1838  On the 4th July the Great Western Railway opened with two Stephenson 'Patentee' broad gauge locomotives.  Robert Stephenson & Co. were now exporting to the USA, Russia and Europe as well as to many British companies.  The Victoria Viaduct over the River Wear in County Durham opened - ‘This beautiful bridge with elegant curves of massive stone will exist as a memorial to Robert Stephenson’s capacity’.


1839  Robert spent 3 months travelling the continent, seeking orders and working as a consultant.  In London on the 16th November another dinner was held in his honour by a testimonial committee established by John Stephenson, a railway contractor.  He was presented with a service of plate and a candelabrum following donations of over £1250.


1841  Robert took over as Engineer-in-Chief of the Great North of England Railway.   He took out a patent for a ‘long-boiler’ loco.


1842  Frances, his wife, died and he moved his home to 15 Cambridge Square, London.


1843  Robert’s London office moved to 24 Great George St.  He spent the summer on the continent as a consultant.
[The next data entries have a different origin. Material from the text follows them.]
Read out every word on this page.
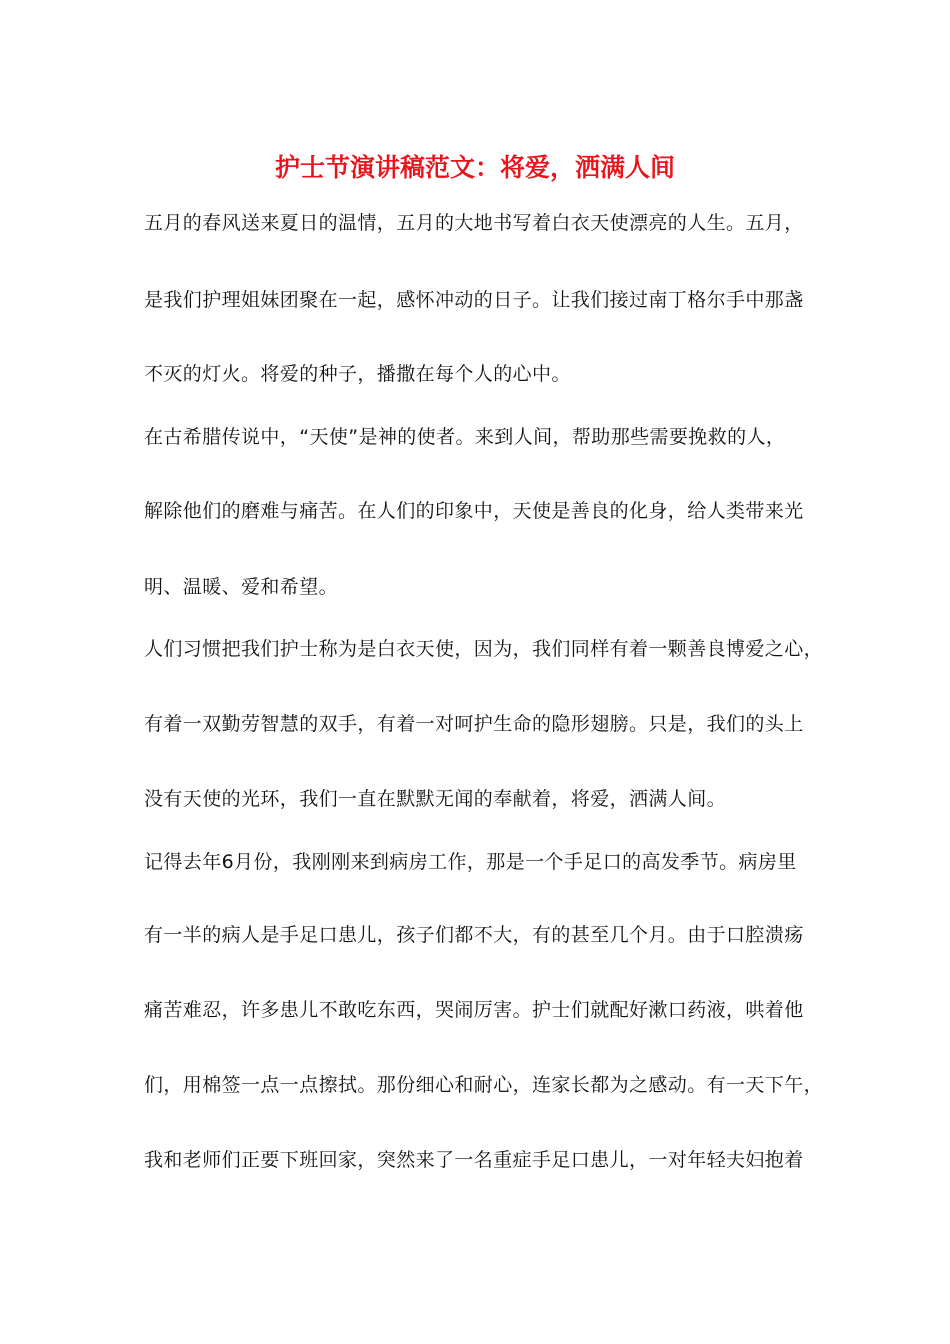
护士节演讲稿范文：将爱，洒满人间
五月的春风送来夏日的温情，五月的大地书写着白衣天使漂亮的人生。五月，
是我们护理姐妹团聚在一起，感怀冲动的日子。让我们接过南丁格尔手中那盏
不灭的灯火。将爱的种子，播撒在每个人的心中。
在古希腊传说中，“天使”是神的使者。来到人间，帮助那些需要挽救的人，
解除他们的磨难与痛苦。在人们的印象中，天使是善良的化身，给人类带来光
明、温暖、爱和希望。
人们习惯把我们护士称为是白衣天使，因为，我们同样有着一颗善良博爱之心，
有着一双勤劳智慧的双手，有着一对呵护生命的隐形翅膀。只是，我们的头上
没有天使的光环，我们一直在默默无闻的奉献着，将爱，洒满人间。
记得去年6月份，我刚刚来到病房工作，那是一个手足口的高发季节。病房里
有一半的病人是手足口患儿，孩子们都不大，有的甚至几个月。由于口腔溃疡
痛苦难忍，许多患儿不敢吃东西，哭闹厉害。护士们就配好漱口药液，哄着他
们，用棉签一点一点擦拭。那份细心和耐心，连家长都为之感动。有一天下午，
我和老师们正要下班回家，突然来了一名重症手足口患儿，一对年轻夫妇抱着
1844  He reported to the Chester & Holyhead Railway Co. on the atmospheric system operating in Ireland and championed by Brunel.  Robert was strongly against it.  On the 18th June the Newcastle & Darlington Junction Railway, for which he had been responsible, opened. A dinner was held in the Assembly Rooms in Newcastle to celebrate a continuous line of railway from the Thames to the Tyne, virtually all built under Robert Stephenson’s auspices.  He surveyed a route for the Newcastle & Berwick Railway Bill; he was also appointed in charge of the Chester & Holyhead Railway.